Justiça Eleitoral marca audiência de ex-prefeito de Envira para 2026; defesa nega envolvimento em racismo

Rômulo Mattos responde a ação penal na 46ª Zona Eleitoral; ex-gestor já teve contas reprovadas pelo TCE e ocupou cargos no Idam e na Secretaria de Saúde

ENVIRA (AM) – O ex-prefeito de Envira, Rômulo Barbosa Mattos, teve  audiência de instrução marcada e julgamento de uma ação penal eleitoral que corre na 46ª Zona Eleitoral.
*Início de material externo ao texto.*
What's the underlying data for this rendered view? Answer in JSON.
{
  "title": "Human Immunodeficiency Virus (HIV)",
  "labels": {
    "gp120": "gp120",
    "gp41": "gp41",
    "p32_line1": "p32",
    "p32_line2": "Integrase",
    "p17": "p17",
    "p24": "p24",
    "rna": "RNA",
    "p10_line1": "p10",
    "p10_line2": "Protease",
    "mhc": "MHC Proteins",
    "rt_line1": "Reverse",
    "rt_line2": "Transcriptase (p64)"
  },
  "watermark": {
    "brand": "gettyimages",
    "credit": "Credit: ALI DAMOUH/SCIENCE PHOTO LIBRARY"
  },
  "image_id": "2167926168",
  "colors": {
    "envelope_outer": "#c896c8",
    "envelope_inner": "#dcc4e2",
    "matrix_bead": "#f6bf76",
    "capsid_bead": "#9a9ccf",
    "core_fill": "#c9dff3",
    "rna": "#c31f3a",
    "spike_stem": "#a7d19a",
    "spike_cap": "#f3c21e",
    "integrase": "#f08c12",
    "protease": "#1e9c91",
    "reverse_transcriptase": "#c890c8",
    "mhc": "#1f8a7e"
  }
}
A informação consta nos autos do processo nº 0600001-98.2025.6.04.0046, que tramitam sob a relatoria do juiz Fábio Lopes Alfaia.

O que diz a acusação

De acordo com a defesa do ex-prefeito, o inquérito apura denúncias de crime de racismo, e não irregularidades administrativas ou fiscais, como chegaram a circular em alguns veículos. A advogada de Rômulo Mattos esclareceu que ele sequer foi ouvido durante a fase investigativa, por decisão da própria autoridade policial, que não encontrou indícios de envolvimento do ex-gestor nos fatos apurados.

A ação penal teve início após inquérito da Polícia Federal ser remetido à Justiça Eleitoral. O juiz recebeu a denúncia oferecida pelo Ministério Público, convertendo o procedimento em ação penal. Na decisão, foram determinadas a citação dos réus e a adoção das medidas legais cabíveis.

Pedido de segredo de justiça negado

Em determinado momento do processo, o outro réu – Elky Ferreira de França – chegou a pedir que o caso tramitasse em segredo de justiça, alegando exposição na mídia. O pedido foi negado pelo juiz, que manteve a publicidade dos atos.

"A regra é a publicidade dos atos processuais, sendo o segredo de justiça admitido apenas de forma excepcional", destacou o magistrado na decisão.

Histórico na política

Rômulo Mattos não é estreante nos corredores do poder. Em 2015, quando era prefeito de Envira, teve as contas do exercício de 2012 reprovadas pelo Tribunal de Contas do Estado (TCE-AM). Na ocasião, foi condenado a devolver mais de R$ 1 milhão aos cofres públicos, entre multas e glosas, por falhas na comprovação de recursos do Fundeb.

Dois anos depois, em 2017, foi nomeado pelo então governador Amazonino Mendes para o cargo de diretor de assistência técnica e extensão rural do Idam. Em 2021, voltou à administração municipal como secretário de saúde, nomeado pelo próprio filho, o então prefeito Paulo Ruan Portela Mattos.

Próximos passos

Se condenado, o ex-prefeito pode enfrentar penas que vão desde multa até restrições de direitos políticos. A defesa, no entanto, confia na absolvição, reiterando a ausência de provas contra ele.